Effects of Storm and Other Severe Weather Events on Public Health and Economics

Synopsis

In this study, we are using the data from U.S. National Oceanic and Atmospheric Administration's (NOAA) storm database to answer the following two questions:
1. Across the United States, which types of events are most harmful with respect to population health?
2. Across the United States, which types of events have the greatest economic consequences?
The population health is evaluated by sum of two variables: FATALITIES and INJURIES. The economic consquences are evaluated by sum of another two indexes: property damage and crop damage. The results show that tornado is the most harmful with respect to population health and flood has the greatest economic consequences.

Data Processing

the storm data was downloaded to a local drive from the Reproducible Research course web site and was unzipped as repdata-data-StormData.csv. we loaded them csv file into R and keeps only those variables that are going to be used in this study.

# load the storm data
storm <- read.csv("repdata-data-StormData.csv", header = TRUE, sep = ",")
# only keep variables used for the analysis
storm <- storm[, c("EVTYPE", "FATALITIES", "INJURIES", "PROPDMG", "PROPDMGEXP", 
    "CROPDMG", "CROPDMGEXP")]

The two variables PROPDMGEXP and CROPDMGEXP represent the unit of PROPDMG and CROPDMG in terms of 'K','M','B' and etc. To make numeric calculation, we first relabel them in terms of numbers.

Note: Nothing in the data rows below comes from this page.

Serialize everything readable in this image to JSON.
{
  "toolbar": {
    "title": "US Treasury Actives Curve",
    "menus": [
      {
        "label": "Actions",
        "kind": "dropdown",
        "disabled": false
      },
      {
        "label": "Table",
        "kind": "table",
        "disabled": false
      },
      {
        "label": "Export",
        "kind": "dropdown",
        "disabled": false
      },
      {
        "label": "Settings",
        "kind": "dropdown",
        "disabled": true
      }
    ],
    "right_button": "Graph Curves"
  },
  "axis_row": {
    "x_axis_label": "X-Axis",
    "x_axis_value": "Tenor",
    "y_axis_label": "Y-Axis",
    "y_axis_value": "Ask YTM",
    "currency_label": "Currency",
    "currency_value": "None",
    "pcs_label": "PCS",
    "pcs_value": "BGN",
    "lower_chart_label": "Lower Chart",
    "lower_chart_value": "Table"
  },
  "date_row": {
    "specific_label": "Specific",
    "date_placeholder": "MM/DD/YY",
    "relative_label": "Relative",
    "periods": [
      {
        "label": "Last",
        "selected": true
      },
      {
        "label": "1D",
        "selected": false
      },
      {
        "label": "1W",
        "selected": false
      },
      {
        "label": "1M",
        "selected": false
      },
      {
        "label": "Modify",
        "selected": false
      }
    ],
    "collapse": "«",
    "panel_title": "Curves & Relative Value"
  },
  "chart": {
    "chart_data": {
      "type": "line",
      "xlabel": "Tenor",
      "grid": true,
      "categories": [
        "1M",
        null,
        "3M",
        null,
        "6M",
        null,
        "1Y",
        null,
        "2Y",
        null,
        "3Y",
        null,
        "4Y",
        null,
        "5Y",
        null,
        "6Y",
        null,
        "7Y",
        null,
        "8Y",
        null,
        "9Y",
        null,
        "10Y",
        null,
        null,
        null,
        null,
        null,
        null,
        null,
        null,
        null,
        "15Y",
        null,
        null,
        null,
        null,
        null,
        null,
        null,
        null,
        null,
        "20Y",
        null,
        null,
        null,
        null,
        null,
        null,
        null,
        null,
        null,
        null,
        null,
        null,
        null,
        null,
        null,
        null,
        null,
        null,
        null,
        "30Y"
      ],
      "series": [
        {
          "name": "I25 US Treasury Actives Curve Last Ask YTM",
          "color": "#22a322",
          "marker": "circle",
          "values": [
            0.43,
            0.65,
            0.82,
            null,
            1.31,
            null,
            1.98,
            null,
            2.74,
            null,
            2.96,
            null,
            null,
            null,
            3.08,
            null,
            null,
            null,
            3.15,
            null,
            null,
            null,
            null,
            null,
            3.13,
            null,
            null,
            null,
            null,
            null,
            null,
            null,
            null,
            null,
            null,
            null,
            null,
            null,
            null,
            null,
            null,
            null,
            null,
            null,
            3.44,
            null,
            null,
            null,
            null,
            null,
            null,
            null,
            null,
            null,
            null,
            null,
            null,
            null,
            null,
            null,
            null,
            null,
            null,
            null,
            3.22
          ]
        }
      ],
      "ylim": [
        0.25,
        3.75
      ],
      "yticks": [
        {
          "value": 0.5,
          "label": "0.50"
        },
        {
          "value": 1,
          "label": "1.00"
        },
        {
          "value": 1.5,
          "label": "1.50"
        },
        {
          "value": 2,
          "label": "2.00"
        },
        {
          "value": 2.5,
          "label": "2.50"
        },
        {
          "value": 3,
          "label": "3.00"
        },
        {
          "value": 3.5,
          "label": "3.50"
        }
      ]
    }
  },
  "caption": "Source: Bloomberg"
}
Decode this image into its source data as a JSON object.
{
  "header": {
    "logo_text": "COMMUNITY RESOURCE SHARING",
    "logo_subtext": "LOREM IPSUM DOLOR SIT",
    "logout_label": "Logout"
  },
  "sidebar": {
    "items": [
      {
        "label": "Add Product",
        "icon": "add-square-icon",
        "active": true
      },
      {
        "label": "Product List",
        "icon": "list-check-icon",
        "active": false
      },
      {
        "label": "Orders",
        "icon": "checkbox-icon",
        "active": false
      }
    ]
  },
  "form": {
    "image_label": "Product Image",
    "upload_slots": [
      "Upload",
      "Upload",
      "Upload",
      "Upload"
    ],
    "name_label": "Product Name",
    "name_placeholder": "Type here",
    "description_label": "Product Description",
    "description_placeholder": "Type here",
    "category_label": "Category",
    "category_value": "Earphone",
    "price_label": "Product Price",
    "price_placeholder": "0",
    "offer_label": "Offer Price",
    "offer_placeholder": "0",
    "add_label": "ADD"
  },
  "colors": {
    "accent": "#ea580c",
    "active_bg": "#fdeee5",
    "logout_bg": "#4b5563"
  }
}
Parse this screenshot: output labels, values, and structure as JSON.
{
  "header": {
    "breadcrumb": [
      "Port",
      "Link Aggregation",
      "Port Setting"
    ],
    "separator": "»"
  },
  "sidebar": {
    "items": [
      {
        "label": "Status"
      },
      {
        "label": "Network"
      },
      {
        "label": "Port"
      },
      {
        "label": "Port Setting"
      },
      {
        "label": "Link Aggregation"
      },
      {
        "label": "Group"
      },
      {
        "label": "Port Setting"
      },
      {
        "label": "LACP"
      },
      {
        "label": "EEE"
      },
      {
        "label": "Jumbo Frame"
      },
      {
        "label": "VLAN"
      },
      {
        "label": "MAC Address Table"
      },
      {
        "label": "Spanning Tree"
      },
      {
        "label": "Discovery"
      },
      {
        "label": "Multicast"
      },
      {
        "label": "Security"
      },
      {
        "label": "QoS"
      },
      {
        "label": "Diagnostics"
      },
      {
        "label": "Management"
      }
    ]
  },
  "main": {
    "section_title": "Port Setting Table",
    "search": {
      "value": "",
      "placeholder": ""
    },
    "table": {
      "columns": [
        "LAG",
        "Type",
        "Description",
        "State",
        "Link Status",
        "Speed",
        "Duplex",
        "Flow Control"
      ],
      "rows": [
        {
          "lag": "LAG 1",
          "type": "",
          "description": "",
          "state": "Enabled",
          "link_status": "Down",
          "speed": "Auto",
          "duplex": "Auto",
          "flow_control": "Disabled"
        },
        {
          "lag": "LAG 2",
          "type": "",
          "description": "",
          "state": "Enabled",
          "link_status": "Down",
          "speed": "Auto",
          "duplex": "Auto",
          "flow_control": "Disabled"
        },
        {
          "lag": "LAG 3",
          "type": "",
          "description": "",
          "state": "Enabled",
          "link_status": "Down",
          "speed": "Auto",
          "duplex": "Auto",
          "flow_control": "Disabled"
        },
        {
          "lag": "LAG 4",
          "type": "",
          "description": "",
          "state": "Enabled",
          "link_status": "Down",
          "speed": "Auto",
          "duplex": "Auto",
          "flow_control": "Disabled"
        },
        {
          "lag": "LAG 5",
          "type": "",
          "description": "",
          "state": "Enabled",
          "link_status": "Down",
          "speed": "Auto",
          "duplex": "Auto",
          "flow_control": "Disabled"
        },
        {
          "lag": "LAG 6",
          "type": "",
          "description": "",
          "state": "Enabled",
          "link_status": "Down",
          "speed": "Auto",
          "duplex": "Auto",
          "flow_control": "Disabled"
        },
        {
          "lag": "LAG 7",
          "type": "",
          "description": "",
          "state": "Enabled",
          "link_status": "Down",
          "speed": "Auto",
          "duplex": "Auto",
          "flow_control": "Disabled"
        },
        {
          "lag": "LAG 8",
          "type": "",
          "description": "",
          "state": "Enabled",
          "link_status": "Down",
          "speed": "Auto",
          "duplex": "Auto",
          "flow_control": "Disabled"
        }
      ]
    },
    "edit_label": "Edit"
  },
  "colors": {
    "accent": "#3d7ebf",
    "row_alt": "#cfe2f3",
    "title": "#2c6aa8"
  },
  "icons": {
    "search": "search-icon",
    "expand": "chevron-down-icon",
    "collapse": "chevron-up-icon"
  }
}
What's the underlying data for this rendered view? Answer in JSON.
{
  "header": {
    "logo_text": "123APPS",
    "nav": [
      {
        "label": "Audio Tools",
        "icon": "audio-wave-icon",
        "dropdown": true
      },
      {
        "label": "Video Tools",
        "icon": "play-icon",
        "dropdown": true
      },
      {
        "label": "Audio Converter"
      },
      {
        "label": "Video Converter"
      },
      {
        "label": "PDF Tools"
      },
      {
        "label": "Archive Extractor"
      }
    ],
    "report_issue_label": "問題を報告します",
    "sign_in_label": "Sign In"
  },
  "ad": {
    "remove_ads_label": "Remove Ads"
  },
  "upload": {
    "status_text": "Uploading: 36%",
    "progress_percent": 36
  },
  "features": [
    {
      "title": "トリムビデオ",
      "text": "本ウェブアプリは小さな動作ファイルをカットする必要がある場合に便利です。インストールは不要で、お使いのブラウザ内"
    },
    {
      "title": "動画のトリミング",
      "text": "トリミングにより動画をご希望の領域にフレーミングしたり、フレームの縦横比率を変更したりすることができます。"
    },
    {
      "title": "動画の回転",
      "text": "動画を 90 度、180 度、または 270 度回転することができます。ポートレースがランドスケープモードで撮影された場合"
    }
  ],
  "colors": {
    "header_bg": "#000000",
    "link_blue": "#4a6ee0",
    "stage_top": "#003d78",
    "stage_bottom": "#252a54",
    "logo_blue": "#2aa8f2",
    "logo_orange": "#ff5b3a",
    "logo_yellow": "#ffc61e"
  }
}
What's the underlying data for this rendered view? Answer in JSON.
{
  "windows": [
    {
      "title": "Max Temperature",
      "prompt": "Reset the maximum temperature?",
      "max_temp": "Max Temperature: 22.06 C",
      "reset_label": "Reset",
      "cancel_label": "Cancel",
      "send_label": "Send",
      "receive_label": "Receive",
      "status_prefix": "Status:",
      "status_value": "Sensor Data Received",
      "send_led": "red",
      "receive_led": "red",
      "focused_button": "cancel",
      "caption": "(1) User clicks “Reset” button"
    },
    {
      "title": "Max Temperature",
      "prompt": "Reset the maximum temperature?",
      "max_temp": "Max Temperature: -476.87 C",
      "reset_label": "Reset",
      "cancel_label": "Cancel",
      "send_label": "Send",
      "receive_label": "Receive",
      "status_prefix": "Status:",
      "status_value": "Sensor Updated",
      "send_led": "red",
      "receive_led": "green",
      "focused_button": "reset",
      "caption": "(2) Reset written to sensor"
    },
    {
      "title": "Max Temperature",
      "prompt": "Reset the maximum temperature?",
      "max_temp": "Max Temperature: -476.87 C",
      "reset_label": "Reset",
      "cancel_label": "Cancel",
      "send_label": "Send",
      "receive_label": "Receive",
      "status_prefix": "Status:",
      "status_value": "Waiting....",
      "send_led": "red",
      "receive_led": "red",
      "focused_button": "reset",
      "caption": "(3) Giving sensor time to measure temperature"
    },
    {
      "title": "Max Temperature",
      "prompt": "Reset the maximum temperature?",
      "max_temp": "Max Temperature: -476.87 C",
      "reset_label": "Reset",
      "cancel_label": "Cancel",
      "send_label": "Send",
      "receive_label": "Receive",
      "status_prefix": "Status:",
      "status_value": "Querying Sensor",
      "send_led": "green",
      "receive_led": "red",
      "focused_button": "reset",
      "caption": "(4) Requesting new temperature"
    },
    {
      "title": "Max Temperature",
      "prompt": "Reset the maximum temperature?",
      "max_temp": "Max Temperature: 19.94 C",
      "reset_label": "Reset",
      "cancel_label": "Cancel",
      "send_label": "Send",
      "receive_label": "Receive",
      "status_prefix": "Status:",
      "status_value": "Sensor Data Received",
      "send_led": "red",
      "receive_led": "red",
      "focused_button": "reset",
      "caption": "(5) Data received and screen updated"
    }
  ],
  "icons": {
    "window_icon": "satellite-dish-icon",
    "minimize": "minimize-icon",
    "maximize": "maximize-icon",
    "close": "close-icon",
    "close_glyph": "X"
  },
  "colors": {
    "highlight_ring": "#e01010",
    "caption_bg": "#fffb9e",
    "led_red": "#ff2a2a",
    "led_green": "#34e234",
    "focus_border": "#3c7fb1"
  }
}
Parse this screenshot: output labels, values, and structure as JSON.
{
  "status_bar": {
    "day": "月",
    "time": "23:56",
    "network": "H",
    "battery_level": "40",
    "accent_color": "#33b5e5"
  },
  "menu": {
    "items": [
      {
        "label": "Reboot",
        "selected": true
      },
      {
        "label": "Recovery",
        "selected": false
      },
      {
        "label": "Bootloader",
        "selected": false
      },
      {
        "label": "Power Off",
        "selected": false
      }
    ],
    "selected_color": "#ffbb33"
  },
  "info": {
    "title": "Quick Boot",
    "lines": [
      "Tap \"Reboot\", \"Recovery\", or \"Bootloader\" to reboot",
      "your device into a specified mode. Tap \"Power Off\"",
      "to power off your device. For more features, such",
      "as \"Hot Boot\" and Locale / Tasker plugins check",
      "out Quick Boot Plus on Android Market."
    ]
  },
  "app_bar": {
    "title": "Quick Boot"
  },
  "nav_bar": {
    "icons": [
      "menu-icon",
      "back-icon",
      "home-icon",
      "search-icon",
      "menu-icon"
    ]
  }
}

# update the level of PROPDMGEXP
levels(storm$PROPDMGEXP) <- c(rep("1", 13), "1000000000", "1", "1", "1000", 
    "1000000", "1000000")
# update the level of CROPDMGEXP
levels(storm$CROPDMGEXP) <- c(rep("1", 4), "1000000000", "1000", "1000", "1000000", 
    "1000000")

The economic consequence is evaluated by the sum of property damage and crop damage.

# evaluate economic damage
storm$PROPDMG <- storm$PROPDMG * as.numeric(as.character(storm$PROPDMGEXP))
storm$CROPDMG <- storm$CROPDMG * as.numeric(as.character(storm$CROPDMGEXP))
storm$ECO <- storm$PROPDMG + storm$CROPDMG

The loss of population health is evaluated by the sum of fatilities and injuries.

# evaluate populatin health loss
storm$HEALTH <- storm$FATALITIES + storm$INJURIES

The EVTYPE data has many spelling errors and some data cleaning effort was taken to clean the EVTYPE data.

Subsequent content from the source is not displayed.